Estaba junto al lomo de Shardik y miraba por encima del cuerpo, como si estuviera detrás de un terraplén, la selva inquieta, movida por el viento. El trueno rumoreaba en las colinas y Shardik se movió, bajó una oreja y luego volvió a quedarse quieto.
Rantzay hundió profundamente la mano izquierda en la pelambre. No pudo llegar hasta la carne y se puso a cortar el pelo aceitoso, pringoso y lleno de parásitos, como lana de oveja. Las manos le temblaban ahora y trabajaba más velozmente, levantando con cuidado cada mechón de pelo, cortando y retirándolo antes de proseguir.
Pronto había logrado dejar al descubierto un lamparón en el hombro, que casi mostraba la carne gris, escarchada de sal. Estaba atravesado por dos o tres venas, una de ellas bastante ancha para que se pudiera percibir el latido lento del pulso.
Rantzay se dio vuelta y se agachó en busca de la caja que tenía al lado. De allí sacó dos de las pequeñas vejigas aceitadas y las sostuvo con los dedos de la mano izquierda. Luego hundió la punta del cuchillo en el hombro del oso y tiró la hoja hacia ella, abriendo una herida tan larga como la mitad de su antebrazo. Sin prisa ni demora metió las vejiguitas dentro de la herida, apretó sobre ellas los bordes de la incisión, hizo presión y pudo sentir que se reventaban dentro.

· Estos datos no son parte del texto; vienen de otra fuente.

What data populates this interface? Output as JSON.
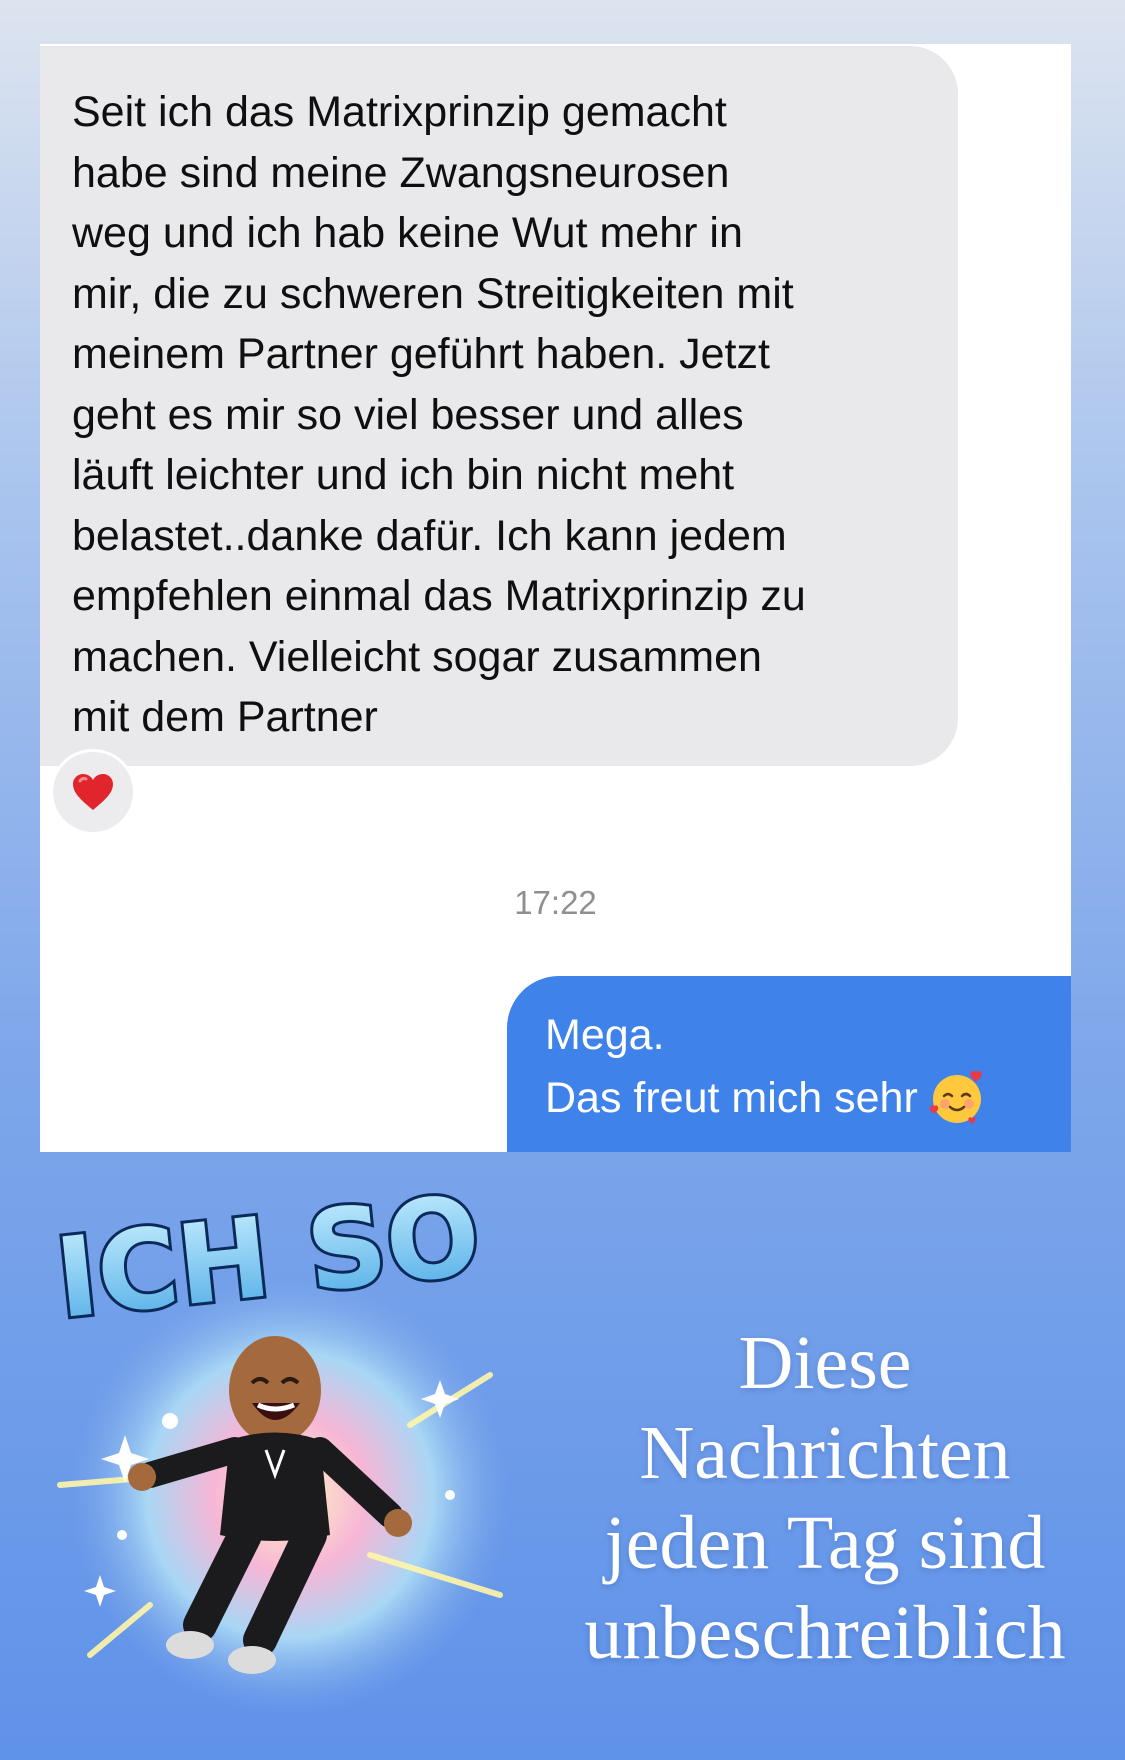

Shardik, dando un aullido, echó la cabeza hacia atrás y se irguió sobre sus patas traseras. Rantzay, que había sido arrojada al suelo, se levantó y lo enfrento. Por un instante, pareció que él no la iba a golpear; luego, abalanzándose hacia adelante, la aplastó contra su cuerpo, dio unos pocos pasos con ella, balanceándola grotescamente entre sus brazos, la dejó caer, floja como una pieza de ropa que cae de una cuerda, y marchó a zancadas hasta la ladera abierta más allá de los árboles. Aquí rodó sobre el suelo y la boca se le llenó de espuma en el momento en que se puso a morder y arañar la hierba.
Sheldra fue la primera en llegar hasta la sacerdotisa. La mano izquierda había sido desgarrada por el mismo cuchillo, la lengua salía de la boca y la cabeza estaba apoyada en el hombro en una pose grotesca, como una cabeza de ahorcado. Cuando Sheldra le puso un brazo detrás y trató de levantarla, se oyó un estertor atroz, que emitió el cuerpo roto. La muchacha la recostó de espaldas y, por un instante, Rantzay abrió los ojos.
—Di a la Tuguinda… hice lo que dijo…
La sangre manaba de la boca y, cuando dejó de manar, su cuerpo estragado, huesudo, vibró levemente, como la superficie de un estanque rozado por las alas de una mosca atrapada. El movimiento cesó y Sheldra, dándose cuenta que estaba muerta, le quitó los anillos de madera, recogió la caja de theltocarna y el cuchillo caído y emprendió el camino hacia la ladera en donde Shardik yacía sin sentido.